Apocalyptic laughs from Keira Knightly and Steve Carrell
How would you spend your final days on Earth? If Lorene Scafaria’s odd-bod comedy/drama/romance - in which a seventy-mile-wide asteroid named Matilda is due to collide with the Earth in little under three weeks after a failed final attempt to avert disaster - is anything to go by, then chances as are we’re just as likely to return to the 9-5 as we are to lose our minds and start burning/looting/shagging everything in sight. It’s an amusingly bleak notion that dominates much of the first third of Seeking a Friend for the End of the World. Yes, quite a few people do indeed turn to rampant promiscuity and cheerful drug use when faced with imminent extinction, but just as many resume the mindless drudgery of the day-to-day simply because of how ultimately hollow their lives were beforehand. Here assassins offer the chance for poor schmos to call hits out on themselves rather than wait for doomsday, while the middle classes engage in orgies and the polite partaking of smack. So far so funny then, in a broadly irreverent sort of way.
Just as things begin to hit a worryingly predictable stride however - his wife having left him, Dodge (Steve Carrell) sets about using what little time is left to try to finally make something of his life and reunite with his high-school sweetheart. He embarks on a pre-apocalyptic road trip with neighbour Penny (Keira Knightley) and proceedings take somewhat of a tonal u-turn and almost abandon the impudent laughs altogether in favour of some rather more left-field melancholy. The jokes all but dry up, the mood darkens considerably and both Carrell and Knightley are left to do some actual work. It’s a shift that is jarring, ham-fisted, but not entirely unwelcome once the initial disorientation wears off. Just as Scafaria seems to settle into a comfortable - if unremarkable - comic stride, we’re suddenly and without much warning left in eccentrically poignant indie territory that you’d imagine would be awkwardly at odds with Carrell’s usual down-on-his-luck fare.
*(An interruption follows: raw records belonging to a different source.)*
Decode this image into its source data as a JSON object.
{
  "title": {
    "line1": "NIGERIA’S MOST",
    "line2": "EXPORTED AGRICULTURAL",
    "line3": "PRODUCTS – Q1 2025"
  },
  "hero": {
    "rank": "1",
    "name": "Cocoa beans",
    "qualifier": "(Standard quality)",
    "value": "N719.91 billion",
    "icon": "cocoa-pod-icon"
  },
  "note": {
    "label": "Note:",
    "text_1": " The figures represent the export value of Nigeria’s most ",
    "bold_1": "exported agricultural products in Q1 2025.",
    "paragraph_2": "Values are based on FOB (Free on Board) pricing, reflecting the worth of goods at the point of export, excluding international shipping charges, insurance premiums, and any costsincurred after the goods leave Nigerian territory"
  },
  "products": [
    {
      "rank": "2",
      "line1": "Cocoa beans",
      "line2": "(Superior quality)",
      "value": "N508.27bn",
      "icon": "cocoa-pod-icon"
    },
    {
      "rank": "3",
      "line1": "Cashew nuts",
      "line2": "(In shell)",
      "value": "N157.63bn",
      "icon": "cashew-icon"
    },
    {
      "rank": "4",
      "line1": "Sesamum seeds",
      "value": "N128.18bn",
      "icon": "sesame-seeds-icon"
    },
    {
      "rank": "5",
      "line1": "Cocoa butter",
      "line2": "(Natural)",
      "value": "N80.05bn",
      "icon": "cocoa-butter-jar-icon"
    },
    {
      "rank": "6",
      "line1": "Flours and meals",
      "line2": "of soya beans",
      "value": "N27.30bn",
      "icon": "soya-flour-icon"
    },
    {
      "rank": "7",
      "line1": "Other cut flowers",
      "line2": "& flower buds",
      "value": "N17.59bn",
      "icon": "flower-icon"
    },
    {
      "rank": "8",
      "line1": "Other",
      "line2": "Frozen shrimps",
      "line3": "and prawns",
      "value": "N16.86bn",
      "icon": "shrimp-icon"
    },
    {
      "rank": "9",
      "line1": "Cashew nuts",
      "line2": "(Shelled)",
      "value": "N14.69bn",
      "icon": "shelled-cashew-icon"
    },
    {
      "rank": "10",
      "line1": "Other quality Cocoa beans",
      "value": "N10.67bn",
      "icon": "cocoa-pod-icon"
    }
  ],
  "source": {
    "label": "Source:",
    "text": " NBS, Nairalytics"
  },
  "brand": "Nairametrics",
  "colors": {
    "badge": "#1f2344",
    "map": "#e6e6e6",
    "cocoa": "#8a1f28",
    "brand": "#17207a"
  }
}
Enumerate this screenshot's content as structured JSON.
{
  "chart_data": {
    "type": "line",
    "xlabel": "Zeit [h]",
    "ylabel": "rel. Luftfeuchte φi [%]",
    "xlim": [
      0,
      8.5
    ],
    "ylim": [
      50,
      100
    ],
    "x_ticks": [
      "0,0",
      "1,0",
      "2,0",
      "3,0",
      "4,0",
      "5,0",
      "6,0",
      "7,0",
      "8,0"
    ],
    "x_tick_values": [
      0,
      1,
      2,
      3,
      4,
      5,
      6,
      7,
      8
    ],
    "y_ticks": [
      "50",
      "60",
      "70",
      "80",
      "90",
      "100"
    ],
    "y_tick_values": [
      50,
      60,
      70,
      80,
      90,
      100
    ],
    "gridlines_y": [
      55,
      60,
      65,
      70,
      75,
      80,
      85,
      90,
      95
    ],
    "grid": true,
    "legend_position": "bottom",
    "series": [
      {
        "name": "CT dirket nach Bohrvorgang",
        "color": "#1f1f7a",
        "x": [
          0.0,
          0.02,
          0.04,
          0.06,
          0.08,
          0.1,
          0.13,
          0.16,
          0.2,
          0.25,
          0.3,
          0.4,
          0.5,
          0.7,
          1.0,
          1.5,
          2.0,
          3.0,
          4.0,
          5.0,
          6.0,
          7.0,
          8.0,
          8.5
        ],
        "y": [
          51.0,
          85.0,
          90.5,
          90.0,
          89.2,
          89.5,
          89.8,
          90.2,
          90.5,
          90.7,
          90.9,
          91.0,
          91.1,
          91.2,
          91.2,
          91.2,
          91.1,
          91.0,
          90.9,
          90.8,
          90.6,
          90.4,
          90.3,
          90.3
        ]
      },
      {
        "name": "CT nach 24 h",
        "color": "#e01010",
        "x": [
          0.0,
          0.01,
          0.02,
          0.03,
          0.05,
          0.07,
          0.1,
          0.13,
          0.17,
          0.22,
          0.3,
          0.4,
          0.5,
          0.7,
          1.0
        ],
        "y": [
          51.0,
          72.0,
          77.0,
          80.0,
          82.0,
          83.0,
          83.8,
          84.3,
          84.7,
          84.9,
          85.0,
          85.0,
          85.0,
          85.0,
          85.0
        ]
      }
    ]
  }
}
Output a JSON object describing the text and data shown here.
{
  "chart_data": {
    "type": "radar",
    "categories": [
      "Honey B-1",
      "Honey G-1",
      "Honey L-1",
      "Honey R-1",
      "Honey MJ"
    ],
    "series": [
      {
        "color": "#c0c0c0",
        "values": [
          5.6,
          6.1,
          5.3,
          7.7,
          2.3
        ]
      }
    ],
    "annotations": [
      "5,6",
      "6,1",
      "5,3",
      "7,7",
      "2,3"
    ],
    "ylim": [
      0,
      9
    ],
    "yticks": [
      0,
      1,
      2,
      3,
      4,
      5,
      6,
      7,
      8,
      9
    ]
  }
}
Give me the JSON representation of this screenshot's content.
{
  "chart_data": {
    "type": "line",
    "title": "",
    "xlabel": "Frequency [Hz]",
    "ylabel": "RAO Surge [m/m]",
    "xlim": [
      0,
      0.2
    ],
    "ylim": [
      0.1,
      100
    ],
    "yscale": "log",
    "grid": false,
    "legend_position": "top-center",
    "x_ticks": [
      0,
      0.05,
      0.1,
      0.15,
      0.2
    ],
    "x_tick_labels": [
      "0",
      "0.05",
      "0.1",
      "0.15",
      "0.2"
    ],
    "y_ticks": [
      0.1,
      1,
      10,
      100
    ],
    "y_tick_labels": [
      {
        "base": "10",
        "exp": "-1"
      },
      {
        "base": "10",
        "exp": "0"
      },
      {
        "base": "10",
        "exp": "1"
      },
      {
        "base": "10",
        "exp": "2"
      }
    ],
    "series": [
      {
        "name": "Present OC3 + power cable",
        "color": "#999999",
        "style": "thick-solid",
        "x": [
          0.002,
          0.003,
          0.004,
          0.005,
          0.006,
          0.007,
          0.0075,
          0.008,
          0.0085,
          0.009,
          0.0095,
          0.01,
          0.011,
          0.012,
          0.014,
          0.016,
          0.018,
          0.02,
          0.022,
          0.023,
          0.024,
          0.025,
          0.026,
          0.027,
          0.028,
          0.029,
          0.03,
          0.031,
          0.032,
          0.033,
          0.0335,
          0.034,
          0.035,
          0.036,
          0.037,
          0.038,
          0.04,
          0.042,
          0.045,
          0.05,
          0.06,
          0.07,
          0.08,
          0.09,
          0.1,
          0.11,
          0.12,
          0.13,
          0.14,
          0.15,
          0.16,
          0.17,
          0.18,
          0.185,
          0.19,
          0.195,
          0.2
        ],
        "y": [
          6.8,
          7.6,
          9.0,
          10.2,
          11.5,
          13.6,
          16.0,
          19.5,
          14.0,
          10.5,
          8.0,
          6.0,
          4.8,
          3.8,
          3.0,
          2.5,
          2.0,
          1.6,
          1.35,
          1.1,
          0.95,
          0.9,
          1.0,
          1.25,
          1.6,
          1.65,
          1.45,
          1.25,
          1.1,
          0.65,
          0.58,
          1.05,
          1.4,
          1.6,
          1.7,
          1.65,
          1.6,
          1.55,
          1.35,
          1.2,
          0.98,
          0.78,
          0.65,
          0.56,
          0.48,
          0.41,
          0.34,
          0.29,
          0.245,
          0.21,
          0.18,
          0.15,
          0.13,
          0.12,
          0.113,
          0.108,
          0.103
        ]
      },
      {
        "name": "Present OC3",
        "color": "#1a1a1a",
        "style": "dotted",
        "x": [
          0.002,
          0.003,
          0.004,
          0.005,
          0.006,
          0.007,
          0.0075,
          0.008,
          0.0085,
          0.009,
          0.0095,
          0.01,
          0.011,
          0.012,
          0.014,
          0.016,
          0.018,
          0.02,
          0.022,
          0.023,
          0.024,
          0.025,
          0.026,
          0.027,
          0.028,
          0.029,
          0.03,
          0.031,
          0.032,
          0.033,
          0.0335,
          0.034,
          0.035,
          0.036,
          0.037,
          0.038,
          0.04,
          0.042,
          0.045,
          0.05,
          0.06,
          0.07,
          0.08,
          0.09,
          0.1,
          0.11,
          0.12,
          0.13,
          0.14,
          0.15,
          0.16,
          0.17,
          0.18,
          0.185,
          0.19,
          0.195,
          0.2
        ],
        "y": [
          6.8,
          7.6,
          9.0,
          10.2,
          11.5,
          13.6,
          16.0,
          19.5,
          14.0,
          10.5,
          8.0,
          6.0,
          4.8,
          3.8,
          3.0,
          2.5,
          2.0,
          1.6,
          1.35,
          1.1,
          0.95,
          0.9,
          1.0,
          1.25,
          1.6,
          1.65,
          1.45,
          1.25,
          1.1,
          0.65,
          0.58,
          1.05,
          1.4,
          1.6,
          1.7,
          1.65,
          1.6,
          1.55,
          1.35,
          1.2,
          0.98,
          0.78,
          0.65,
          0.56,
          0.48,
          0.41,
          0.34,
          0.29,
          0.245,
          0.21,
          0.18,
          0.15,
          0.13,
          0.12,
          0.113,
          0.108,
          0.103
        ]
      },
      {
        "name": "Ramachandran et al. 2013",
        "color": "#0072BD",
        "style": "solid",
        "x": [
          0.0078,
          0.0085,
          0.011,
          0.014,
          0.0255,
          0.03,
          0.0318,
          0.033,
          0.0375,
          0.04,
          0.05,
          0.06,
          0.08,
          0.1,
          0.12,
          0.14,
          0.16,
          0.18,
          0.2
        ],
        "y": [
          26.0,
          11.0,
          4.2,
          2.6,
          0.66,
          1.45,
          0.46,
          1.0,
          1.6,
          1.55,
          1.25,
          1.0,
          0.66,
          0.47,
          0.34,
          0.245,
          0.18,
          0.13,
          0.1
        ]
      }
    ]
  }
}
Happily though, it’s this blacker material that just so happens to underscore the effectiveness of Dodge and Penny as an onscreen couple.
Or maybe not...
Although admittedly not the most natural pairing in the world, both Carrell and Knightley excel in showing off a strong refinement in quietly downbeat comedy and as such almost completely convincible as impromptu end-of-the-world-companions without ever stretching the tolerance for quirky romanticism to complete incredulity. It’s Knightley who proves the most surprising though, managing to convey a genuinely idiosyncratic disposition and otherwise untested funny bone whilst also having been unarguably cut from the same cloth as the psychologically fractured, emotionally defensive, generally exasperating and ultimately vulnerable indie girls that have come before (see Kate Winslet in Eternal Sunshine of the Spotless Mind, Natalie Portman in Garden State or Zooey Deschanel in 500 Days of Summer, to name but a few).
For a film with such a bleak premise at its core, Seeking a Friend for the End of the World is, as you somehow knew it would be, actually an uplifting cautionary tale to those who don’t take life by the cajones and get out there and LIVE, damn it. Thankfully the light-to-medium doses of laughs from the films midpoint onwards do help diffuse moments that could have otherwise come across as cheerless and patronising. Scoring highly as well is Dodge’s strained and mostly unspoken relationship with his dad (Martin Sheen), showing that Scafaria is more than capable of wringing stinging emotion out of turbulent family ties even in the face of total annihilation. At its best this is a brave, funny and quietly affecting drama about regret, love, life and the end of days. It’s nowhere near consistent enough to rank among the top of its class, but if you’re in need of a reserved antithesis to all the superhero noise going on this summer then this might well be the apocalypse you’re looking for.